The first chapter was devoted to pre-emption verifying and conditions, I showed the cases in which pre-emption is verified to enable the intercessor to ask for it, and I illustrated that there are common cases between the Egyptian civil law and the Jordanian civil law, but the cases differed in the Egyptian civil law because of the absence of division of the types of land as the situation of the Jordanian civil law, then I investigated the competing between the intercessors and illustrated the rule of that through showing the grades ad demonstrating how to make one of them before the other in case of multiple applicants of pre- emption, and how to divide the portions whether the intercessors are of one degree in which the Egyptian civil law differed when it gave each intercessor a portion equal to the share rate while the Jordanian civil law adopted divisions related to number of heads regardless of the range of shares owed by any of the intercessors, did not care about the number of shares much or less.
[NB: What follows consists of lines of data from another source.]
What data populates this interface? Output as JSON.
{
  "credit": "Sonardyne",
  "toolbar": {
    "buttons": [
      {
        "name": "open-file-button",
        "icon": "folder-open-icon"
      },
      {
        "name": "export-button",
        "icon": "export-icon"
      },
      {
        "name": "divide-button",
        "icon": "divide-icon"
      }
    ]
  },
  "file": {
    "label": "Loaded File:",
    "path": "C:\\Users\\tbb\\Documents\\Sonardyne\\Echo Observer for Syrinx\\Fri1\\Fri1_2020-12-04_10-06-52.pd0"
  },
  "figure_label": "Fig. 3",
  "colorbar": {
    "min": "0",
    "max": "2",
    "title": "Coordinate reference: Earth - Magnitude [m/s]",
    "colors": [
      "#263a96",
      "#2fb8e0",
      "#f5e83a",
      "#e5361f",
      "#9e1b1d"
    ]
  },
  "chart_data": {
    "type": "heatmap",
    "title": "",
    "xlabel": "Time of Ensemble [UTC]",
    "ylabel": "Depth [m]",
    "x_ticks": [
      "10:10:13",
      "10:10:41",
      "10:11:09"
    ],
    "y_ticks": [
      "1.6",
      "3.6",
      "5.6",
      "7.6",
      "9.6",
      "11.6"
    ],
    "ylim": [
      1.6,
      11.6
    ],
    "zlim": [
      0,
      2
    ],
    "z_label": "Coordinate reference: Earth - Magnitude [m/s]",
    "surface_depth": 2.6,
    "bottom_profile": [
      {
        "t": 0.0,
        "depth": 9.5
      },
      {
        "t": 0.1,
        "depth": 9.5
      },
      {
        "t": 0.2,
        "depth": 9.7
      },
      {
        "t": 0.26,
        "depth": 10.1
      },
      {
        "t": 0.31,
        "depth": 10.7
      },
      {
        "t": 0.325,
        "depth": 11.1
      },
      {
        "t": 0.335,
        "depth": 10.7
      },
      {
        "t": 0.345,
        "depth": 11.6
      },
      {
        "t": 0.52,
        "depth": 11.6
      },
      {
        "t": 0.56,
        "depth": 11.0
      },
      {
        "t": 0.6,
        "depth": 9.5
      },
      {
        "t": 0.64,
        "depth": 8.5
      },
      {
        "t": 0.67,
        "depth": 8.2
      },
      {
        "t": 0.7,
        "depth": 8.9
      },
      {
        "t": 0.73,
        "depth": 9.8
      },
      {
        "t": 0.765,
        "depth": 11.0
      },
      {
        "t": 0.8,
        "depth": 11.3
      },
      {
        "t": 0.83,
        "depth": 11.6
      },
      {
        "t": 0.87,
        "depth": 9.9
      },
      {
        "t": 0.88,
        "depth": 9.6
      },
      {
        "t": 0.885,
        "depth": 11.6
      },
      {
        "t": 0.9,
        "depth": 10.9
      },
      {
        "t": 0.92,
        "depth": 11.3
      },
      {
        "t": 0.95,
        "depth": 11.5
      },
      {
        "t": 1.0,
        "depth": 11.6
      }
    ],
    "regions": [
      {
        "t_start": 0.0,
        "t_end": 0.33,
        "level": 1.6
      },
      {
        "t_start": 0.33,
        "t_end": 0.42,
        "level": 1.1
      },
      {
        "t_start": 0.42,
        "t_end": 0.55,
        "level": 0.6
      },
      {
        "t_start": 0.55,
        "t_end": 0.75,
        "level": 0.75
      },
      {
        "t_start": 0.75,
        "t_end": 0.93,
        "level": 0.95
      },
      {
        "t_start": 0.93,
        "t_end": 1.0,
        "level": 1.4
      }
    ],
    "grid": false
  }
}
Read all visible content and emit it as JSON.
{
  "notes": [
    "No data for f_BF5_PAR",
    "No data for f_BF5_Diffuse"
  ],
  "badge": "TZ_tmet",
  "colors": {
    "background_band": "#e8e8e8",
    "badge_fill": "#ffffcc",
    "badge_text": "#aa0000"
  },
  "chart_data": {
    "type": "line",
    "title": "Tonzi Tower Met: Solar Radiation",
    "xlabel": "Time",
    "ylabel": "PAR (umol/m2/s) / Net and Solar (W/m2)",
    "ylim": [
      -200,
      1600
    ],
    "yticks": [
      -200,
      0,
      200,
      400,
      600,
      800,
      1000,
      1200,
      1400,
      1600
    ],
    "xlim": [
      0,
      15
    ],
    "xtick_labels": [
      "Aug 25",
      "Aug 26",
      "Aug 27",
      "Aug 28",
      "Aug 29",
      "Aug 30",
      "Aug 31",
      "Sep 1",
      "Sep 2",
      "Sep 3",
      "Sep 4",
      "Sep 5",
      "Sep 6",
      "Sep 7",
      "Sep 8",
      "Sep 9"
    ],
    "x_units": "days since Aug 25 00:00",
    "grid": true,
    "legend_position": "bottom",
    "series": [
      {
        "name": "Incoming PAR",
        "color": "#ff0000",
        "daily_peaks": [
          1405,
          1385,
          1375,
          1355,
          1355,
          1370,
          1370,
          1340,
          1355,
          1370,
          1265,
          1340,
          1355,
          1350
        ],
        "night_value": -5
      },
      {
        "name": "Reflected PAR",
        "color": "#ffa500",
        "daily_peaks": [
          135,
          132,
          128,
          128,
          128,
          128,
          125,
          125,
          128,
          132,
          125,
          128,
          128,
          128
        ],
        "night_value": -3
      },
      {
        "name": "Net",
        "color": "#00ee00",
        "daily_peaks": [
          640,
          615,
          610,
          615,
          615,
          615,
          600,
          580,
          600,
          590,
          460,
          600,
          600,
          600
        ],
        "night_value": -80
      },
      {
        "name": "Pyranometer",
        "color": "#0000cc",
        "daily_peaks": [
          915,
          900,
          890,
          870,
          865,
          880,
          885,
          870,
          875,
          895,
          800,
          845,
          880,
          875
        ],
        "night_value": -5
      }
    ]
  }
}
Then I proceeded to study the act which allows pre-emption and its conditions which the Egyptian civil law limited in sale and donation provided compensation, and inflicted it with sale rule. And I illustrated sales in which pre-emption I not allowed, and the wisdom of prevention.

I showed that the Jordanian civil law has not differentiate between the prevention and the projector in pre-emption and mad each of them a cause for not hearing the case. Then I focused on studying the conditions of money of pre-emption, and the necessity for this money to be a adverse , that there is no pre-emption cause to money, and the necessity for the pre-emption cause to remain until the completion of sale to enable the intercessor to ask for pre-emption, and the intercessor conditions and I showed that the absence of any condition makes the pre-emption unavailable, and the necessity for these conditions to be all provided.
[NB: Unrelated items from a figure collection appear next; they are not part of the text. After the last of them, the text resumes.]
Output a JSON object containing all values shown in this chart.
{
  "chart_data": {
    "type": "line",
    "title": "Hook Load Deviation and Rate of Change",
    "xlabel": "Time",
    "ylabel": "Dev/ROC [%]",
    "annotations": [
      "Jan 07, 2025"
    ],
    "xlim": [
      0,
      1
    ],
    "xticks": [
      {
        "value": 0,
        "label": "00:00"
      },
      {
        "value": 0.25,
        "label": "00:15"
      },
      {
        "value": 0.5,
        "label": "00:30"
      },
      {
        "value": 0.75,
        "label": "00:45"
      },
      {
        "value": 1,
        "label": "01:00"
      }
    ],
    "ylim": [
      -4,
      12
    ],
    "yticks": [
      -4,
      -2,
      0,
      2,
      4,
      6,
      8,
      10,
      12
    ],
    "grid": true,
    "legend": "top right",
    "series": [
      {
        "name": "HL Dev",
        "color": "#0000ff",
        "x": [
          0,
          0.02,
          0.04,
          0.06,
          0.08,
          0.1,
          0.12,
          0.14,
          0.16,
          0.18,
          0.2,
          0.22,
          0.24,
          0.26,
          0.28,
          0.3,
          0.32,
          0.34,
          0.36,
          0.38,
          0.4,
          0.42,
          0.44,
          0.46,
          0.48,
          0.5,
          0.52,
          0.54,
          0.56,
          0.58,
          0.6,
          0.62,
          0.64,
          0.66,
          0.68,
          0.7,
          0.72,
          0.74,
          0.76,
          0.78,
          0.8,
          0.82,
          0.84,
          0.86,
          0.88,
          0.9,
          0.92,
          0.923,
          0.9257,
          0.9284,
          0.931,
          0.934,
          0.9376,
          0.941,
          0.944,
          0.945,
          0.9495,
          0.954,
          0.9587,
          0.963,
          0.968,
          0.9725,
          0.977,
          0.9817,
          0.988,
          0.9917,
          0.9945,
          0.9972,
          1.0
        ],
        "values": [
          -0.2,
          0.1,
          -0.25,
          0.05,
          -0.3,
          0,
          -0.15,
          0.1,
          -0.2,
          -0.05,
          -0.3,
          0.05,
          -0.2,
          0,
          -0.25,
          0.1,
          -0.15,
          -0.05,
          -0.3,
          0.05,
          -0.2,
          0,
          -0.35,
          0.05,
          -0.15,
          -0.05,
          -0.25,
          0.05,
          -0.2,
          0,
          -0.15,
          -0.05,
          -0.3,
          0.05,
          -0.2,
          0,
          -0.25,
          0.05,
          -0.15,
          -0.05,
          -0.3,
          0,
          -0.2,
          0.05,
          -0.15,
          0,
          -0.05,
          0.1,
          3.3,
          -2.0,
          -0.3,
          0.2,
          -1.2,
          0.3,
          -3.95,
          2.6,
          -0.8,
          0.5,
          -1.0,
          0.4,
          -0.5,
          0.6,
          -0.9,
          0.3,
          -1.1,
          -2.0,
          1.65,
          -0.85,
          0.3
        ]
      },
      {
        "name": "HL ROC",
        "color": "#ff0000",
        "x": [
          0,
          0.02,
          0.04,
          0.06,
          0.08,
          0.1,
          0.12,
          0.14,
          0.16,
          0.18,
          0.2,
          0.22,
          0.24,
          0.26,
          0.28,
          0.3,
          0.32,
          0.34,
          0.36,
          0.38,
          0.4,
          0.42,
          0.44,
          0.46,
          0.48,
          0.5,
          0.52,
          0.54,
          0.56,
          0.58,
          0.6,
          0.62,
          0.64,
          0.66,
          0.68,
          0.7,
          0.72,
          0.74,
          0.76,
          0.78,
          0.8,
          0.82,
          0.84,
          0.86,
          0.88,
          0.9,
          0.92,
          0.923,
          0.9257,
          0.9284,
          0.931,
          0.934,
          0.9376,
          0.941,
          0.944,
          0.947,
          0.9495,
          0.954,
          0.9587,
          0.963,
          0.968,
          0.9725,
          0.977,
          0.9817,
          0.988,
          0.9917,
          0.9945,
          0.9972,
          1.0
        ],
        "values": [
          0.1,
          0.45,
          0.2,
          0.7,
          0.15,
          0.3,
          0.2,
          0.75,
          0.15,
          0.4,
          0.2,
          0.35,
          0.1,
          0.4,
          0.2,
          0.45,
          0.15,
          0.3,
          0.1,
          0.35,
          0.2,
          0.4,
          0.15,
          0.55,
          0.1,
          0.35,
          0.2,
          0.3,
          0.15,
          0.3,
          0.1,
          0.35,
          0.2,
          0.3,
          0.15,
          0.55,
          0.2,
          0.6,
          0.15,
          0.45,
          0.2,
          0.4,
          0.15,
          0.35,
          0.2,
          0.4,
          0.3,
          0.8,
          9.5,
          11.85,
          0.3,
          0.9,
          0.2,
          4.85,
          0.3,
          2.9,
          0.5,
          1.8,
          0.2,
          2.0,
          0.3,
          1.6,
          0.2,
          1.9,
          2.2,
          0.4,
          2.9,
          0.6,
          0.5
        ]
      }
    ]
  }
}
In the second chapter I discussed the pre-emption procedures which the intercessor has to do such as announcement of desire after official warning from the seller or the buyer to the intercessor, and its legal conditions, and the effect of breaching any of the conditions. then I proceeded to price deposit showing the aim of it and the price that must be deposited, and the rule of imagery in it, and I showed the position of legislations from it. I focused on the deposit time and its order between the procedures, I showed

The remedy of the absence of any condition. Then I studied the prosecution and focused on the status and eligibility of the intercessor, I showed the time of prosecution, and discussed antagonism and its partners, showing the reasons for the difference between legislations in this regard, then I concluded this chapter describing the court specialized in this case depending upon what the judiciary settled in this regard.
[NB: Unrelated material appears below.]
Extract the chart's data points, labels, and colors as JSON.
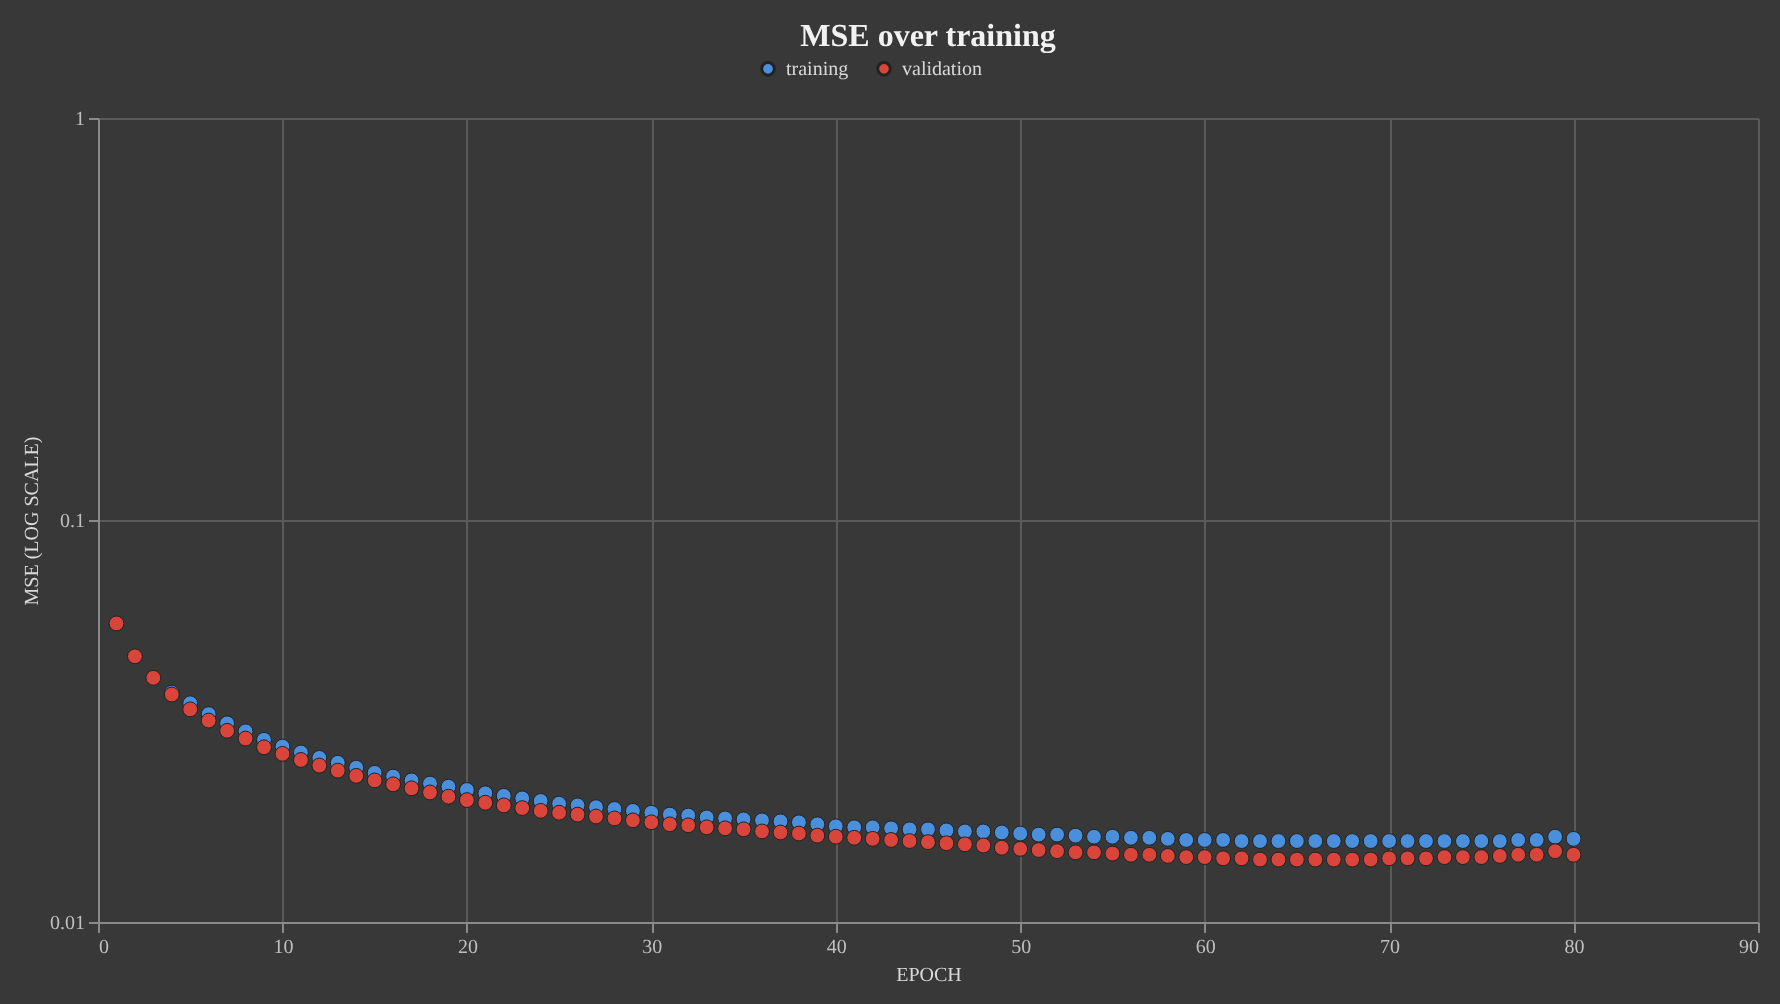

In the third chapter I dealt with the fall of pre-emption and the effects of pre-emption , and I showed the cases of falling in the legislations subject of the is study , showing what was limited and what was mentioned as an example , I focused on the intercessor's dispose of his pre-emption explicitly or implicitly, and not declaring the desire in the Egyptian civil law and not depositing the price as required by law, I offered cases settled in different texts, and showed some cases that the judiciary considered as projectors of pre-emption , then I studied the effects of pre-emption on the different relations between the intercessors and the buyer, and the difference between the legislations subject of this study in this regard, and the relation between the intercessor and the seller , I showed the reasons of the difference in these rules, and I illustrated the rules of relationship between the intercessor and the others in terms of rights to the property both before declaring desire or the prosecution , or after that.

Conclusion has been offered showing the findings in most aspects of this study and the proposals in this regard.